Mengabaikannya, aku memilih melanjutkan langkahku. Namun tiba-tiba tanganku di cekal lalu di tarik agar kembali ke tempat dudukku tadi.
"Kalau aku bilang makan, makan, kalau aku bilang pergi, maka kamu boleh pergi, mengerti" Ujarnya menyidukkan makannan untukku ke piring.
"Dan setelah ini, kamu bisa mandi, lalu siapkan kemeja yang akan ku pakai besok, jangan lupa kaos kaki dan sepatunya juga"
Mataku terus memindai wajahnya yang tampan serta mapan tapi sayang minusnya banyak. Sungguh, dia benar-benar keterlaluan.

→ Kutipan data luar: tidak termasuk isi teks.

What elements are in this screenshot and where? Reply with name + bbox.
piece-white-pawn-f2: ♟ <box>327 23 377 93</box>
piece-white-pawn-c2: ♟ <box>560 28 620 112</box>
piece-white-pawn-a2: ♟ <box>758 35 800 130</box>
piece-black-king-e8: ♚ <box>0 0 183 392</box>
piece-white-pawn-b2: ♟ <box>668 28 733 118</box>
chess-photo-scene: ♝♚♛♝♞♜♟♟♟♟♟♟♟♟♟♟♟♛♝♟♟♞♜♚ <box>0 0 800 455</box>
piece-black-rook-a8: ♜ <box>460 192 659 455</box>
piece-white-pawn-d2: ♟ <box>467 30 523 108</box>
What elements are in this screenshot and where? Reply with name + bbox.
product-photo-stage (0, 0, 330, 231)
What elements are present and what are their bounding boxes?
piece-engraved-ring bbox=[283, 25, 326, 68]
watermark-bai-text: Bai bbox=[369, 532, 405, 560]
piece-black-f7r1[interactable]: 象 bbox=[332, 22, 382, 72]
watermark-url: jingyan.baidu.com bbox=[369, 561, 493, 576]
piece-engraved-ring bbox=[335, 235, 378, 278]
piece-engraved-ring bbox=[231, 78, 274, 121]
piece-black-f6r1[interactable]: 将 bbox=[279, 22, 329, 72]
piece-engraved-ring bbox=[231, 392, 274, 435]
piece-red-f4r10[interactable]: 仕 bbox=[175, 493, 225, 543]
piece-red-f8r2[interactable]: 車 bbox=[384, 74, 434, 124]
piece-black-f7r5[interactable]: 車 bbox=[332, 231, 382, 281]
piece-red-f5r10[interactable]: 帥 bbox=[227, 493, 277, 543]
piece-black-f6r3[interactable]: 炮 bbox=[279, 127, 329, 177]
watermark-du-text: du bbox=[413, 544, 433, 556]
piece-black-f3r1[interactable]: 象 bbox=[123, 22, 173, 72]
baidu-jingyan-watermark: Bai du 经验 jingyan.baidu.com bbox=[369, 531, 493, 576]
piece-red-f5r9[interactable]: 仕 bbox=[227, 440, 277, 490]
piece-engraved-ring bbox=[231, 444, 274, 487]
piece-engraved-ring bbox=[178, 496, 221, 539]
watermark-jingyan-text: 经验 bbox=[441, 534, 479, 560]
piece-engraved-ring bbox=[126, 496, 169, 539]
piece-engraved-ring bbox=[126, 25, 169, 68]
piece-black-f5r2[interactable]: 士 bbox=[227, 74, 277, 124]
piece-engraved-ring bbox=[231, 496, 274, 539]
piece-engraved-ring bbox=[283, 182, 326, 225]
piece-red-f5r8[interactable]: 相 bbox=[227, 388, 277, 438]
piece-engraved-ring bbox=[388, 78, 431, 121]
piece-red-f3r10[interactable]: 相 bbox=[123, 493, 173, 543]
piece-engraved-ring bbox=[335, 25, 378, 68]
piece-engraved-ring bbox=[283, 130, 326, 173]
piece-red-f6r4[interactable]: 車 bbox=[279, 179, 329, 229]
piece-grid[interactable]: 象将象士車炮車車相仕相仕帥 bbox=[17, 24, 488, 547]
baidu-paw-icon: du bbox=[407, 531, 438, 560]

"Kenapa melihatku begitu? Ayo makan!"
"Aku nggak lapar"
"Makan!" tegasnya no debat.
Tak ingin melawan karena badan sudah sangat lelah, aku pun akhirnya makan, memasukkan sendok yang ku isi dengan nasi dan lauk ke mulutku.
Kalau begini terus, rasanya aku ingin mengadu ke ayah. Memberitahukan semuanya bahwa kami menikah bukan karena saling cinta. Tapi sama-sama untuk menutupi rasa malu demi nama baik keluarga.
Lagi-lagi aku menyalahkan mas Tera. Andai saja dia nggak main masuk ke kamar kak Lala, mungkin saat ini bukan aku yang tinggal disini.